Je dis aux parents : « C’est vous qui êtes légitimes pour poser les règles. Chez vous, ce sont vos règles qui s’appliquent, pas ce qui se fait à l’extérieur. » Ainsi, il n’est pas absurde que l’on dise à l’enfant : « Tant que tu habites chez nous, la règle est de ne pas avoir de smartphone. Quand tu seras parti de la maison, tu pourras te fixer tes propres règles et t’en acheter un si tu le souhaites ». En fait, c’est toute une vision du téléphone qu’il faut réinterroger !
L’utilisation excessive du smartphone vient souvent d’une insatisfaction dans l’existence et la non prise en compte de certains besoins fondamentaux. Que conseillez-vous pour y remédier ?
On peut aider le jeune à découvrir ses talents, à développer ses qualités, à nourrir son estime de soi, comme j’en parle dans mon livre (voir la recension de Révolutionner sa vie affective d’Anne-Sixtine Pérardel dans Zélie n°26). Il y a tant d’activités à découvrir : le sport, la danse, la lecture...

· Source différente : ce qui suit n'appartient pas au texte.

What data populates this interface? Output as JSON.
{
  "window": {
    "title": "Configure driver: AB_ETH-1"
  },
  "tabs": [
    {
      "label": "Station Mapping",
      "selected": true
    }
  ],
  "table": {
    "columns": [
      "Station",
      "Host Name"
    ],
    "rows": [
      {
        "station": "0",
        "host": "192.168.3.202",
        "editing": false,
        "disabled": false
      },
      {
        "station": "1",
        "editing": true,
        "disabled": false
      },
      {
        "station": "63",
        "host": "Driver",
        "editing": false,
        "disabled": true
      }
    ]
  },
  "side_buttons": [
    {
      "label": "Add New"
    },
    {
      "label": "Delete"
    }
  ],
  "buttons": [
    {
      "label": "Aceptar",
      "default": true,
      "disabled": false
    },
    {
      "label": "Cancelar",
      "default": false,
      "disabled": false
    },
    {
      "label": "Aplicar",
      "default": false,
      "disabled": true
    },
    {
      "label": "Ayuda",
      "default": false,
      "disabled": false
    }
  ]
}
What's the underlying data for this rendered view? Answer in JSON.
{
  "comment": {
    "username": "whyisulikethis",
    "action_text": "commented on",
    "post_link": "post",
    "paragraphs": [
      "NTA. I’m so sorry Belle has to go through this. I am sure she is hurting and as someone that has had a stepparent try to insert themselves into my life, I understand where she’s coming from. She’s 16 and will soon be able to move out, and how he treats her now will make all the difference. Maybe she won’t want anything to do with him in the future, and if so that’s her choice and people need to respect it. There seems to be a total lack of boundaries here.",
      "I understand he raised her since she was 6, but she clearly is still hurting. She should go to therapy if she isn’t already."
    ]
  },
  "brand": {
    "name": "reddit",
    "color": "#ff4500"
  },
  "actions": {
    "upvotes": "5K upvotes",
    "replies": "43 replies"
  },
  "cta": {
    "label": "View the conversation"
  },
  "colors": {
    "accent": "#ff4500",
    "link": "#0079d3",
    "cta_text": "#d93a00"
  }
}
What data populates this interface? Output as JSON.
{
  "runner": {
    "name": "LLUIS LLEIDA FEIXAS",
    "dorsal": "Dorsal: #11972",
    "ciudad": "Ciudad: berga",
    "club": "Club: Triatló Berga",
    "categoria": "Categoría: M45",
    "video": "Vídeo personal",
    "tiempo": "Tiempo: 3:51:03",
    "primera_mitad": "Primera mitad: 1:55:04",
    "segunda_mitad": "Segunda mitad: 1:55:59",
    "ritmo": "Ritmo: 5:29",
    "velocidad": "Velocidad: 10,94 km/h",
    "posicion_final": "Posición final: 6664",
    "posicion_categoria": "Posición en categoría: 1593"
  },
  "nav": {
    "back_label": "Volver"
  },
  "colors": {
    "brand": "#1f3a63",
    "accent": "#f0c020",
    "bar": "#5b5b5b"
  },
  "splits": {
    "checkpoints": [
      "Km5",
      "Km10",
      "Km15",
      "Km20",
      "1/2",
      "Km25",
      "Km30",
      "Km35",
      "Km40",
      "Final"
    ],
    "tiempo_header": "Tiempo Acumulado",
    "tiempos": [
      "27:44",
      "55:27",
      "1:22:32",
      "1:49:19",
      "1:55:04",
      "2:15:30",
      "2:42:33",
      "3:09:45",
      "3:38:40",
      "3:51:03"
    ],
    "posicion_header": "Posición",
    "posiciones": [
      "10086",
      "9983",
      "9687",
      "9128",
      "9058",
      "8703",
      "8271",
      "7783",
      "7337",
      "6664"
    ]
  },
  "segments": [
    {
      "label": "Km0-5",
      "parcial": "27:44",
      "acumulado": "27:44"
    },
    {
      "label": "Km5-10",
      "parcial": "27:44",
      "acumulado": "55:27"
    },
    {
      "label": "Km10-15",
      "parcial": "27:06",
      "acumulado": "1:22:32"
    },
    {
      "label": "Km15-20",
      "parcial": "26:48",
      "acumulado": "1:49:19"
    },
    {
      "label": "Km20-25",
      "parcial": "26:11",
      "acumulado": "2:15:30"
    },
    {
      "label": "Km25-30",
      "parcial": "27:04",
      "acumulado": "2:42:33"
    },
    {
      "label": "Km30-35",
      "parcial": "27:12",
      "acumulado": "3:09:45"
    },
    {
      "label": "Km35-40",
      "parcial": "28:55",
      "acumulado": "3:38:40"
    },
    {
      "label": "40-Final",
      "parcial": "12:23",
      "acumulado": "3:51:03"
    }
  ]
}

J’observe également que si le jeune se réfugie sur les réseaux sociaux, c’est parce qu’il est souvent livré à lui-même. Certains parents travaillent beaucoup et comblent ainsi les besoins matériels de l’enfant, mais en fait, l’adolescent a plus encore besoin de relation et de temps privilégiés ! Même quand on prend déjà des temps de qualité avec son enfant, on peut proposer des activités et des sorties ensemble, où on invite les copains : cinéma, restaurant, musée, activité sportive... Cela permet de nourrir autrement leurs relations, plus en profondeur.
Cela demande du temps, mais on répond ainsi aux vrais besoins de l’enfant. Un de mes meilleurs souvenirs d’adolescente, ce sont des travaux réalisés dans une maison de campagne avec mon père... Quand les adolescents connaîtront ce qu’est la vraie relation, la vraie amitié, ils en auront envie ; et ils s’en ficheront, du smartphone ! Propos recueillis par Solange Pinilla
Un groupe pour échanger entre parents
Il y a six mois, Marie-Alix Le Roy a créé le groupe Facebook « Parents unis contre les smartphones avant 15 ans », qui compte plus de 9000 membres... Signe que la préoccupation prend de l’ampleur. Elle a fondé ce groupe après avoir entendu sa fille de CM1 rapporter des mots crus entendus à l’école, d’un enfant qui avait vu un film pornographique avec son grand cousin. La mère de famille souhaite susciter un changement des mentalités : si plusieurs enfants par classe ne possèdent pas de smartphone, la pression sociale du « Tout le monde en a un » baissera. « Certains parents me disent avoir fait une grande marche arrière entre le premier enfant et le deuxième par exemple, après avoir constaté les ravages », raconte-t-elle. S. P.